Pensò alla sua espressione quando lo pregò di
fermarsi a suonare quel violino.
Nel momento in cui i suoi pensieri stavano sbiadendo dando spazio al
sonno il
campanello suonò.
Chiedendosi chi fosse aprì la porta, ritrovandosela
davanti.
***
L’espressione
di entrambi era un misto tra imbarazzo e sbigottimento, lui per la
sorpresa di
trovarsela davanti, lei per la grandezza dell’appartamento
che intravedeva
dalle spalle di Usui.
«Cos’è questo posto?», chiese
la mora –sempre col pezzetto di carta in mano-
alzando di poco la voce, e cambiando colore in viso, «Casa
mia.», rispose Usui.
«Già, lo sembra proprio.», disse lei con
lo stesso tono di voce, per poi
pensare nella sua testa: “Cos’è
questa grande entrata?!”, e subito dopo
un piccola e brave analisi dell’aspetto di Usui, accorgendosi
solo allora degli
occhiali, “Perché indossi quegli
occhiali?!”.
Dopo una manciata di secondi Usui divenne serio,
«Perché sei qui? Per venirmi a
trovare?».
“Maledetto lui, e le sue domande dirette!”,
lo maledì mentalmente
Misaki, per rispondere poi rossa dall’imbarazzo un
«Esatto.», guardando da
tutt’altra parte.
Sempre con la sua espressione seria Usui, le fece un cenno facendola
entrare in
casa, gli aprì la porta che separava l’entrata dal
salone.
«Dove sono i tuoi genitori?», domandò la
ragazza col capo chino mentre lo
seguiva, «Non stanno qui. Io vivo da solo.», le
rispose tenendole aperta la
porta con la spalle che gli faceva meno male.

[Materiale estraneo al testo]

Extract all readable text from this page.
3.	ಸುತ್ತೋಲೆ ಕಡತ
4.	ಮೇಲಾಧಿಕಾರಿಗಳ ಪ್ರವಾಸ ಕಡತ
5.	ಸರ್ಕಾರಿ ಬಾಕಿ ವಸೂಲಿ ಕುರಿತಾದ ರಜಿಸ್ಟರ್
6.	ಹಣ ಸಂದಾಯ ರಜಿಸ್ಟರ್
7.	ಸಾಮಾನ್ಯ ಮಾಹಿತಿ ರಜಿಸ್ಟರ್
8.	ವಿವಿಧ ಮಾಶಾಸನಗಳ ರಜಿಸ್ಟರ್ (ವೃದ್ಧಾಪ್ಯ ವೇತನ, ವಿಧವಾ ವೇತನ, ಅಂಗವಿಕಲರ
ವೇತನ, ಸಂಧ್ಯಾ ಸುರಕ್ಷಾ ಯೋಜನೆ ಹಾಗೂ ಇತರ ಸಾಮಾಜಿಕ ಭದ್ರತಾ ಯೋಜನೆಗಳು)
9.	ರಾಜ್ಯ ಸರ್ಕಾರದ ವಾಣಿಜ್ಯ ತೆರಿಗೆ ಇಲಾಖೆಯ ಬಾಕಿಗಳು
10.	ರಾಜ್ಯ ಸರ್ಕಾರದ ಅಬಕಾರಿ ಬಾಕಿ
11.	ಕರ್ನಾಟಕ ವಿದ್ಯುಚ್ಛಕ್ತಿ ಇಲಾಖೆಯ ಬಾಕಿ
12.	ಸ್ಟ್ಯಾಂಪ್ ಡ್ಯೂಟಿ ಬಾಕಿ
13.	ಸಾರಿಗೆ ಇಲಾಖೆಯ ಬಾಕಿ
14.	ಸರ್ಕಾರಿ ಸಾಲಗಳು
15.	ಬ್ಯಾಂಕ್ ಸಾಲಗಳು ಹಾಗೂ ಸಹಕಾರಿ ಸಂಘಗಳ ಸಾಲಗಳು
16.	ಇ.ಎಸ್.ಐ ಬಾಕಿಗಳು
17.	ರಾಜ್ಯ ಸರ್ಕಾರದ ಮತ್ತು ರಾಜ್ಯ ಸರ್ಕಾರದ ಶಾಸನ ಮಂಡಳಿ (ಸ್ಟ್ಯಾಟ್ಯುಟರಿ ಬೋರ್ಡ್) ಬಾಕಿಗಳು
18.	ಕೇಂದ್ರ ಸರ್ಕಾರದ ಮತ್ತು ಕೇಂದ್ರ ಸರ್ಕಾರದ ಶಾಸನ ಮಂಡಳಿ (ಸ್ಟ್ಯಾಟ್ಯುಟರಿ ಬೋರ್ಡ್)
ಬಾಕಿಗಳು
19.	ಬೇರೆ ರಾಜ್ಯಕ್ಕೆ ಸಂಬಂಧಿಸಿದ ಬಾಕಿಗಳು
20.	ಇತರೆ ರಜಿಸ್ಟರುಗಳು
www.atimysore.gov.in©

Imbarazzata Misaki fece dei piccoli passi superandolo,
«P-permesso.», pronunciò
tremante all’inizio; una volta entrata notò un
micio seduto che la guardava.
Spostando lo sguardo dietro il gatto Misaki notò la grande
vetrata che si
affacciava sulla città, facendo vagare lo sguardo
notò un divano grigio a due
posti, un tavolino poco distante da quest’ultimo, e una
piccola cuccia rossa
per il gattino; la poca presenza di mobili la spinse a chiedere:
«Ti sei appena
trasferito qui… O no?», dandosi della stupida
quando si ricordò che da quando
gli aveva dato l’indirizzo era passato un po’ di
tempo.
«Vivo qui fin da quando ho iniziato le superiori.»,
le rispose lo stesso Usui.
Passarono qualche secondo in totale silenzio, e il gattino li
guardò curioso
piegando la testolina da un lato.
«Perché sei venuta qui da sola?», gli
chiese Usui rompendo il silenzio,
muovendosi velocemente e bloccandola al muro, sbarrandogli un lato con
il
braccio fasciato, guardandola negli occhi, «A te va bene il
fatto che io possa
farti qualsiasi cosa?», continuò.
Per rompere il momento imbarazzante Misaki gli appoggiò una
mano sulla fronte
prendendolo di sorpresa e facendolo indietreggiare di un passo.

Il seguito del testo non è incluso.